I convert a tensorflow model to UFF. Howerver, the inference time is slower than the original tensorflow model. My GPU is 1070
Could you share more information about your use-case?
- Which network do you use?
- What is the environment of your use-case?
Is it TensorRT on Jetson and TensorFlow on GTX-1070?
My network is mobilenet, both TensorRT and TensorFlow on GTX-1070
My environment is Unbuntu16.04, cuda8.0.
We found a public mobilenet repository.
Is this the model you are using? We want to check it further.
It is exactly what I use.
By the way, I found another confused problem.

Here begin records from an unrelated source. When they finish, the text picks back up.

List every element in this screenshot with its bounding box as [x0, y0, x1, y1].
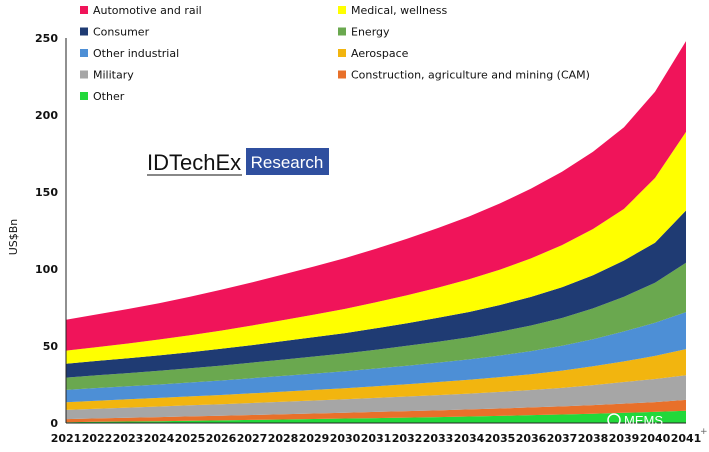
- x-tick-label: 2026: [206, 432, 237, 445]
- legend-label: Other: [93, 90, 125, 103]
- legend-label: Medical, wellness: [351, 4, 447, 17]
- watermark-text: MEMS: [624, 413, 663, 428]
- brand-logo: IDTechEx Research: [147, 148, 329, 176]
- y-tick-label: 250: [35, 32, 58, 45]
- y-axis-label: US$Bn: [7, 219, 20, 256]
- area-series-0: [66, 410, 686, 423]
- x-tick-label: 2035: [485, 432, 516, 445]
- legend-label: Aerospace: [351, 47, 409, 60]
- x-tick-label: 2038: [578, 432, 609, 445]
- x-tick-label: 2023: [113, 432, 144, 445]
- x-tick-label: 2021: [51, 432, 82, 445]
- area-series-3: [66, 349, 686, 410]
- area-series-4: [66, 312, 686, 403]
- edge-mark: +: [700, 427, 708, 437]
- legend-swatch: [338, 70, 346, 79]
- legend-swatch: [338, 6, 346, 14]
- legend-label: Automotive and rail: [93, 4, 202, 17]
- x-tick-label: 2033: [423, 432, 454, 445]
- legend-swatch: [338, 49, 346, 57]
- y-tick-label: 200: [35, 109, 58, 122]
- x-tick-label: 2029: [299, 432, 330, 445]
- x-tick-label: 2030: [330, 432, 361, 445]
- x-tick-label: 2031: [361, 432, 392, 445]
- x-tick-label: 2022: [82, 432, 113, 445]
- y-tick-label: 50: [43, 340, 59, 353]
- y-tick-labels: 0 50 100 150 200 250: [35, 32, 58, 430]
- watermark: MEMS: [607, 413, 663, 428]
- y-tick-label: 100: [35, 263, 58, 276]
- axes: [65, 38, 686, 424]
- legend: Automotive and rail Consumer Other industr…: [80, 4, 590, 103]
- x-tick-labels: 2021 2022 2023 2024 2025 2026 2027 2028 2029 2030…: [51, 432, 702, 445]
- area-series-8: [66, 41, 686, 351]
- x-tick-label: 2034: [454, 432, 485, 445]
- chat-icon: [607, 413, 621, 427]
- x-tick-label: 2027: [237, 432, 268, 445]
- x-tick-label: 2032: [392, 432, 423, 445]
- legend-swatch: [80, 92, 88, 100]
- x-tick-label: 2041: [671, 432, 702, 445]
- legend-label: Energy: [351, 26, 390, 39]
- legend-swatch: [80, 6, 88, 14]
- y-tick-label: 0: [50, 417, 58, 430]
- area-series-6: [66, 210, 686, 378]
- legend-swatch: [80, 27, 88, 36]
- x-tick-label: 2024: [144, 432, 175, 445]
- x-tick-label: 2025: [175, 432, 206, 445]
- legend-label: Other industrial: [93, 47, 179, 60]
- stacked-areas: [66, 41, 686, 423]
- brand-sub-text: Research: [251, 153, 324, 172]
- area-series-2: [66, 375, 686, 420]
- legend-label: Military: [93, 69, 134, 82]
- x-tick-label: 2028: [268, 432, 299, 445]
- brand-sub-bg: [246, 148, 329, 175]
- legend-label: Construction, agriculture and mining (CA…: [351, 69, 590, 82]
- legend-swatch: [338, 27, 346, 36]
- area-series-1: [66, 399, 686, 423]
- area-series-7: [66, 131, 686, 364]
- legend-swatch: [80, 49, 88, 57]
- x-tick-label: 2039: [609, 432, 640, 445]
- legend-label: Consumer: [93, 26, 150, 39]
- brand-main-text: IDTechEx: [147, 150, 241, 175]
- x-tick-label: 2037: [547, 432, 578, 445]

I follow your example lenet.py. When I covert the whole graph to UFF, the tensorrt is faster than tensorflow. However, when the graph is only one convolution layer, the tensorrt is much slower than tensorflow, I don’t know the reason.
Hey,i also have some trobule with the lantency of tensorRT.
My uff-tensorflow model in tensorRT (with docker) takes 300s for 1000 inferences.And in naive tensorflow 1.8 it only takes about 30s??!
Don’t familiay with cuda.So ,the main advantage of tensorRT is the throughput， or there should be some bug in my code?
ps:both test on p100
Do you use TensorRT API or TensorFlow-TensorRT interface?
I encounter with the same problem as cosin7877, I use TensorRT API and convert the tensorflow model to uff file. Usually
,what should be the reasons of these problems?